During a meeting last week, the board outlined a handful of punitive measures not backed by Walt Disney World, including offering legal support to local taxing authorities the company has sued over property appraisal disputes, hiring an “independent rate consultant” to scrutinize how a district-owned utility company sets rates, and raising taxes — a move the board said might need to be done to pay for legal costs associated with reviewing the old board’s agreements. 

The board spent a good chunk of the meeting Wednesday going over reasons that it feels the agreement in question is illegal, including the questions over whether the old board sent out proper public notice, and the fact that, the new board argues, it did not have legal authority to make those changes on its own without explicit approval of the handful of individual cities in the district, which it did not get.

“The bottom line is that a development agreement has to be approved by the governing body of the jurisdiction,” said board Chair Martin Garcia. “And that didn’t happen from the cities that have jurisdiction.” 

He called the old board’s action an “absolute legal mess.”

A spokesperson for Walt Disney World did not return a request for comment, but as expected shortly after the board voted, the company filed a lawsuit in federal court against the DeSantis administration, the five-member board he appointed and other state officials.

“A targeted campaign of government retaliation — orchestrated at every step by Governor DeSantis as punishment for Disney’s protected speech -- now threatens Disney’s business operations, jeopardizes its economic future in the region, and violates its constitutional rights,” the lawsuit read.

Jeremy Redfern, a spokesman for DeSantis, called Disney's lawsuit "yet another unfortunate example of their hope to undermine the will of the Florida voters and operate outside the bounds of the law."

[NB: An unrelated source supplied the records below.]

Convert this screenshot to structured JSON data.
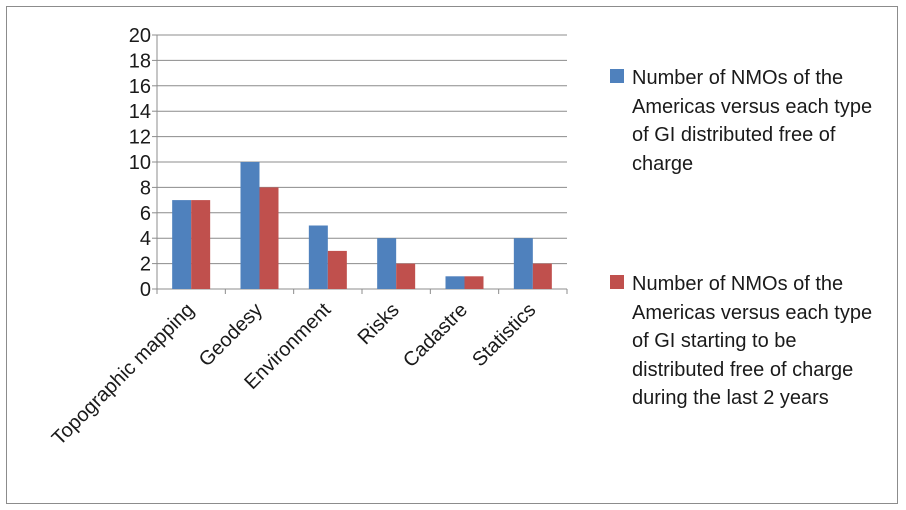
{
  "chart_data": {
    "type": "bar",
    "categories": [
      "Topographic mapping",
      "Geodesy",
      "Environment",
      "Risks",
      "Cadastre",
      "Statistics"
    ],
    "series": [
      {
        "name": "Number of NMOs of the Americas versus each type of GI distributed free of charge",
        "values": [
          7,
          10,
          5,
          4,
          1,
          4
        ],
        "color": "#4f81bd"
      },
      {
        "name": "Number of NMOs of the Americas versus each type of GI starting to be distributed free of charge during the last 2 years",
        "values": [
          7,
          8,
          3,
          2,
          1,
          2
        ],
        "color": "#c0504d"
      }
    ],
    "ylim": [
      0,
      20
    ],
    "yticks": [
      0,
      2,
      4,
      6,
      8,
      10,
      12,
      14,
      16,
      18,
      20
    ],
    "grid": true,
    "legend": "right"
  }
}
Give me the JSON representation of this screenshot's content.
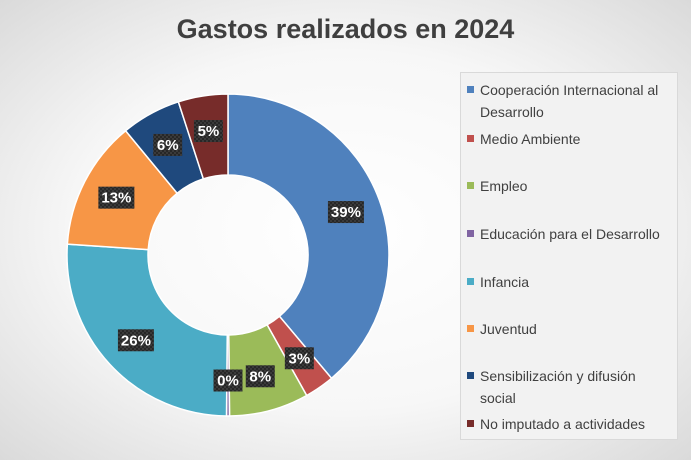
{
  "chart_data": {
    "type": "pie",
    "donut": true,
    "title": "Gastos realizados en 2024",
    "legend_position": "right",
    "slices": [
      {
        "label": "Cooperación Internacional al Desarrollo",
        "value": 39,
        "value_label": "39%",
        "color": "#4f81bd"
      },
      {
        "label": "Medio Ambiente",
        "value": 3,
        "value_label": "3%",
        "color": "#c0504d"
      },
      {
        "label": "Empleo",
        "value": 8,
        "value_label": "8%",
        "color": "#9bbb59"
      },
      {
        "label": "Educación para el Desarrollo",
        "value": 0.3,
        "value_label": "0%",
        "color": "#8064a2"
      },
      {
        "label": "Infancia",
        "value": 26,
        "value_label": "26%",
        "color": "#4bacc6"
      },
      {
        "label": "Juventud",
        "value": 13,
        "value_label": "13%",
        "color": "#f79646"
      },
      {
        "label": "Sensibilización y difusión social",
        "value": 6,
        "value_label": "6%",
        "color": "#1f497d"
      },
      {
        "label": "No imputado a actividades",
        "value": 5,
        "value_label": "5%",
        "color": "#772c2a"
      }
    ]
  }
}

"We are unaware of any legal right that a company has to operate its own government or maintain special privileges not held by other businesses in the state," he said.

At the beginning of the meeting, several owners of restaurants in the district expressed concern that the ongoing fight between Walt Disney World and the governor could hurt local businesses.

“This dispute has continued for more than a year already,” Mark Gibson, co-founder of the restaurant Splitsville, said. “We have to deal with guests and customers, and are worried there will be repercussions for our restaurants.”

Though he’s widely expected to enter the 2024 race, DeSantis isn't yet a presidential candidate. But that didn't stop at least one potential rival from taking aim at his latest move. Nikki Haley, a presidential contender and former governor of South Carolina, said Disney would be welcomed with open arms in her home state should it choose to leave Florida.